Don2 (Don1 Revised)
Contributor
Simply put, with the vaccinated contracting it, what can be done other than accept it, and everyone gets it. I'm currently pushing for the super-spikes where enough people get it, we develop herd immunity and a lucky 10 or so percent of people never get it.I've been talking about the Next Big Variant for some time now and why that should be a concern. I think the press is starting to catch on now, though they are starting to become focused on delta-plus too much. In many developing countries, vaccine rates are so low, that if delta-plus is not the NBV, then some other variant will be it there.
And so I have to jump ahead again.... There is basically no stopping it any more. The world has failed to stop the spread of sars coronavirus-2. It has become part of the fabric of society, in a sense like seasonal flus but more dangerous. We have to just admit it and then decide how we want to deal with this fact.
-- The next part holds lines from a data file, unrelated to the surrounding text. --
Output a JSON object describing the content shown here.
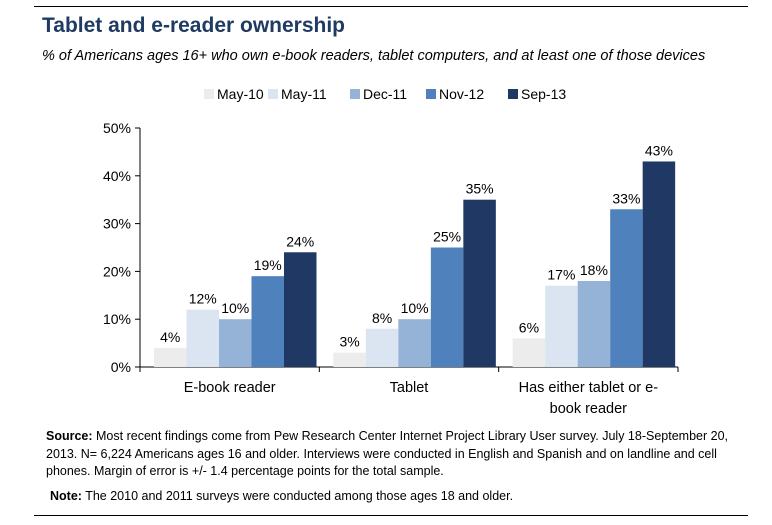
{
  "title": "Tablet and e-reader ownership",
  "subtitle": "% of Americans ages 16+ who own e-book readers, tablet computers, and at least one of those devices",
  "source_label": "Source:",
  "source_text": " Most recent findings come from Pew Research Center Internet Project Library User survey. July 18-September 20, 2013. N= 6,224 Americans ages 16 and older. Interviews were conducted in English and Spanish and on landline and cell phones. Margin of error is +/- 1.4 percentage points for the total sample.",
  "note_label": "Note:",
  "note_text": " The 2010 and 2011 surveys were conducted among those ages 18 and older.",
  "chart_data": {
    "type": "bar",
    "categories": [
      [
        "E-book reader"
      ],
      [
        "Tablet"
      ],
      [
        "Has either tablet or e-",
        "book reader"
      ]
    ],
    "series": [
      {
        "name": "May-10",
        "color": "#ececec",
        "values": [
          4,
          3,
          6
        ]
      },
      {
        "name": "May-11",
        "color": "#dbe5f1",
        "values": [
          12,
          8,
          17
        ]
      },
      {
        "name": "Dec-11",
        "color": "#95b3d7",
        "values": [
          10,
          10,
          18
        ]
      },
      {
        "name": "Nov-12",
        "color": "#4f81bd",
        "values": [
          19,
          25,
          33
        ]
      },
      {
        "name": "Sep-13",
        "color": "#1f3864",
        "values": [
          24,
          35,
          43
        ]
      }
    ],
    "y_ticks": [
      "0%",
      "10%",
      "20%",
      "30%",
      "40%",
      "50%"
    ],
    "ylim": [
      0,
      50
    ],
    "value_suffix": "%",
    "legend_position": "top",
    "grid": false
  }
}
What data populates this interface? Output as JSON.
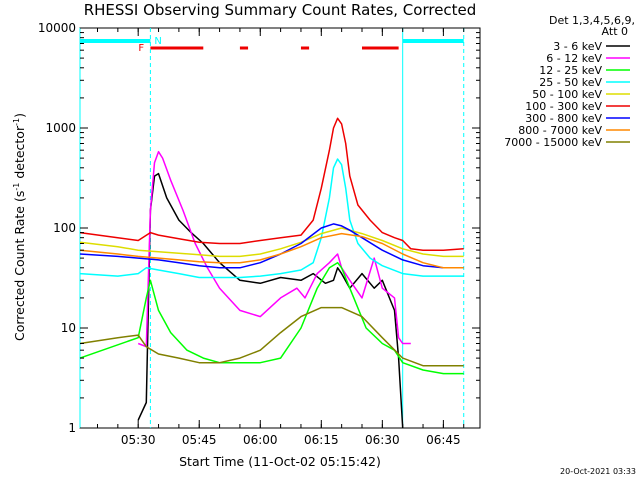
{
  "chart_data": {
    "type": "line",
    "title": "RHESSI Observing Summary Count Rates, Corrected",
    "xlabel": "Start Time (11-Oct-02 05:15:42)",
    "ylabel_main": "Corrected Count Rate (s",
    "ylabel_sup1": "-1",
    "ylabel_mid": " detector",
    "ylabel_sup2": "-1",
    "ylabel_end": ")",
    "x_scale": "time",
    "x_range": [
      "05:15:42",
      "06:54:00"
    ],
    "x_ticks": [
      "05:30",
      "05:45",
      "06:00",
      "06:15",
      "06:30",
      "06:45"
    ],
    "y_scale": "log",
    "y_range": [
      1,
      10000
    ],
    "y_ticks": [
      "1",
      "10",
      "100",
      "1000",
      "10000"
    ],
    "legend_header": [
      "Det 1,3,4,5,6,9,",
      "Att 0"
    ],
    "legend_position": "right",
    "timestamp": "20-Oct-2021 03:33",
    "flags": {
      "f_label": "F",
      "n_label": "N",
      "flare_flag_color": "#ee0000",
      "night_flag_color": "#00ffff",
      "flare_intervals": [
        [
          "05:33",
          "05:46"
        ],
        [
          "05:55",
          "05:57"
        ],
        [
          "06:10",
          "06:12"
        ],
        [
          "06:25",
          "06:34"
        ]
      ],
      "night_intervals": [
        [
          "05:15:42",
          "05:33"
        ],
        [
          "06:35",
          "06:50"
        ]
      ],
      "night_edges": [
        "05:15:42",
        "05:33",
        "06:35",
        "06:50"
      ]
    },
    "series": [
      {
        "name": "3 - 6 keV",
        "color": "#000000",
        "x": [
          "05:30",
          "05:32",
          "05:33",
          "05:34",
          "05:35",
          "05:37",
          "05:40",
          "05:43",
          "05:46",
          "05:50",
          "05:55",
          "06:00",
          "06:05",
          "06:10",
          "06:13",
          "06:16",
          "06:18",
          "06:19",
          "06:20",
          "06:22",
          "06:25",
          "06:28",
          "06:30",
          "06:33",
          "06:34",
          "06:35"
        ],
        "y": [
          1.2,
          1.8,
          150,
          330,
          350,
          200,
          120,
          90,
          70,
          45,
          30,
          28,
          32,
          30,
          35,
          28,
          30,
          40,
          35,
          25,
          35,
          25,
          30,
          15,
          5,
          1
        ]
      },
      {
        "name": "6 - 12 keV",
        "color": "#ff00ff",
        "x": [
          "05:30",
          "05:32",
          "05:33",
          "05:34",
          "05:35",
          "05:36",
          "05:38",
          "05:41",
          "05:44",
          "05:47",
          "05:50",
          "05:55",
          "06:00",
          "06:05",
          "06:09",
          "06:11",
          "06:14",
          "06:17",
          "06:19",
          "06:20",
          "06:22",
          "06:25",
          "06:28",
          "06:30",
          "06:33",
          "06:34",
          "06:35",
          "06:37"
        ],
        "y": [
          7,
          6.5,
          150,
          450,
          580,
          500,
          300,
          150,
          70,
          40,
          25,
          15,
          13,
          20,
          25,
          20,
          35,
          45,
          55,
          40,
          30,
          20,
          50,
          25,
          20,
          8,
          7,
          7
        ]
      },
      {
        "name": "12 - 25 keV",
        "color": "#00ff00",
        "x": [
          "05:15:42",
          "05:28",
          "05:30",
          "05:32",
          "05:33",
          "05:35",
          "05:38",
          "05:42",
          "05:46",
          "05:50",
          "05:55",
          "06:00",
          "06:05",
          "06:10",
          "06:14",
          "06:17",
          "06:19",
          "06:20",
          "06:22",
          "06:26",
          "06:30",
          "06:33",
          "06:35",
          "06:40",
          "06:45",
          "06:50"
        ],
        "y": [
          5,
          7.5,
          8,
          20,
          30,
          15,
          9,
          6,
          5,
          4.5,
          4.5,
          4.5,
          5,
          10,
          25,
          40,
          45,
          40,
          25,
          10,
          7,
          6,
          4.5,
          3.8,
          3.5,
          3.5
        ]
      },
      {
        "name": "25 - 50 keV",
        "color": "#00ffff",
        "x": [
          "05:15:42",
          "05:25",
          "05:30",
          "05:32",
          "05:35",
          "05:40",
          "05:45",
          "05:50",
          "05:55",
          "06:00",
          "06:05",
          "06:10",
          "06:13",
          "06:15",
          "06:17",
          "06:18",
          "06:19",
          "06:20",
          "06:21",
          "06:22",
          "06:24",
          "06:27",
          "06:30",
          "06:35",
          "06:40",
          "06:45",
          "06:50"
        ],
        "y": [
          35,
          33,
          35,
          40,
          38,
          35,
          32,
          32,
          32,
          33,
          35,
          38,
          45,
          80,
          200,
          400,
          490,
          430,
          250,
          120,
          70,
          50,
          42,
          35,
          33,
          33,
          33
        ]
      },
      {
        "name": "50 - 100 keV",
        "color": "#dddd00",
        "x": [
          "05:15:42",
          "05:25",
          "05:30",
          "05:35",
          "05:40",
          "05:45",
          "05:50",
          "05:55",
          "06:00",
          "06:05",
          "06:10",
          "06:15",
          "06:20",
          "06:25",
          "06:30",
          "06:35",
          "06:40",
          "06:45",
          "06:50"
        ],
        "y": [
          72,
          65,
          60,
          58,
          56,
          54,
          52,
          52,
          55,
          62,
          72,
          88,
          100,
          88,
          75,
          62,
          55,
          52,
          52
        ]
      },
      {
        "name": "100 - 300 keV",
        "color": "#ee0000",
        "x": [
          "05:15:42",
          "05:25",
          "05:30",
          "05:33",
          "05:35",
          "05:40",
          "05:45",
          "05:50",
          "05:55",
          "06:00",
          "06:05",
          "06:10",
          "06:13",
          "06:15",
          "06:17",
          "06:18",
          "06:19",
          "06:20",
          "06:21",
          "06:22",
          "06:24",
          "06:27",
          "06:30",
          "06:33",
          "06:35",
          "06:37",
          "06:40",
          "06:45",
          "06:50"
        ],
        "y": [
          90,
          80,
          75,
          90,
          85,
          78,
          72,
          70,
          70,
          75,
          80,
          85,
          120,
          250,
          600,
          1000,
          1250,
          1100,
          700,
          330,
          170,
          120,
          90,
          80,
          75,
          62,
          60,
          60,
          62
        ]
      },
      {
        "name": "300 - 800 keV",
        "color": "#0000ff",
        "x": [
          "05:15:42",
          "05:25",
          "05:30",
          "05:35",
          "05:40",
          "05:45",
          "05:50",
          "05:55",
          "06:00",
          "06:05",
          "06:10",
          "06:15",
          "06:18",
          "06:20",
          "06:22",
          "06:25",
          "06:30",
          "06:35",
          "06:40",
          "06:45",
          "06:50"
        ],
        "y": [
          55,
          52,
          50,
          48,
          45,
          42,
          40,
          40,
          45,
          55,
          70,
          100,
          110,
          105,
          95,
          80,
          60,
          48,
          42,
          40,
          40
        ]
      },
      {
        "name": "800 - 7000 keV",
        "color": "#ff8800",
        "x": [
          "05:15:42",
          "05:25",
          "05:30",
          "05:35",
          "05:40",
          "05:45",
          "05:50",
          "05:55",
          "06:00",
          "06:05",
          "06:10",
          "06:15",
          "06:20",
          "06:25",
          "06:30",
          "06:35",
          "06:40",
          "06:45",
          "06:50"
        ],
        "y": [
          60,
          55,
          52,
          50,
          48,
          46,
          45,
          45,
          48,
          55,
          65,
          80,
          88,
          82,
          70,
          55,
          45,
          40,
          40
        ]
      },
      {
        "name": "7000 - 15000 keV",
        "color": "#808000",
        "x": [
          "05:15:42",
          "05:25",
          "05:30",
          "05:32",
          "05:35",
          "05:40",
          "05:45",
          "05:50",
          "05:55",
          "06:00",
          "06:05",
          "06:10",
          "06:15",
          "06:20",
          "06:25",
          "06:30",
          "06:35",
          "06:40",
          "06:45",
          "06:50"
        ],
        "y": [
          7,
          8,
          8.5,
          6.5,
          5.5,
          5,
          4.5,
          4.5,
          5,
          6,
          9,
          13,
          16,
          16,
          13,
          8,
          5,
          4.2,
          4.2,
          4.2
        ]
      }
    ]
  }
}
I'm just throwing this out there. Do we need to adapt to this change forever now?
- Vaccines every year for covid made available to general public, like we do with flu;
- More vaccines every 6 months for elderly, obese, and other at-risk persons;
- Vaccinations required for health care workers like with flu vaccines;
- What other groups ought to be required for vaccinations for the REST OF OUR LIVES?
- A significant change in Western culture to adopt the Asian cultural practice of mask-wearing when we believe we are sick with respiratory illness. Is that even enough?
I no longer think herd immunity is an option...more like herd resistance, i.e. vaccinated people get it, too, at a large rate. This isn't like polio because vaccinated and previously infected get it but less severely. And the severity mitigation may stay in place for a few years...but because the world cannot synchronize vacvinations, there will always be a NBV. TNBV will always be risky to breaking the prevention and treatments. So it's a never-ending war. IMO.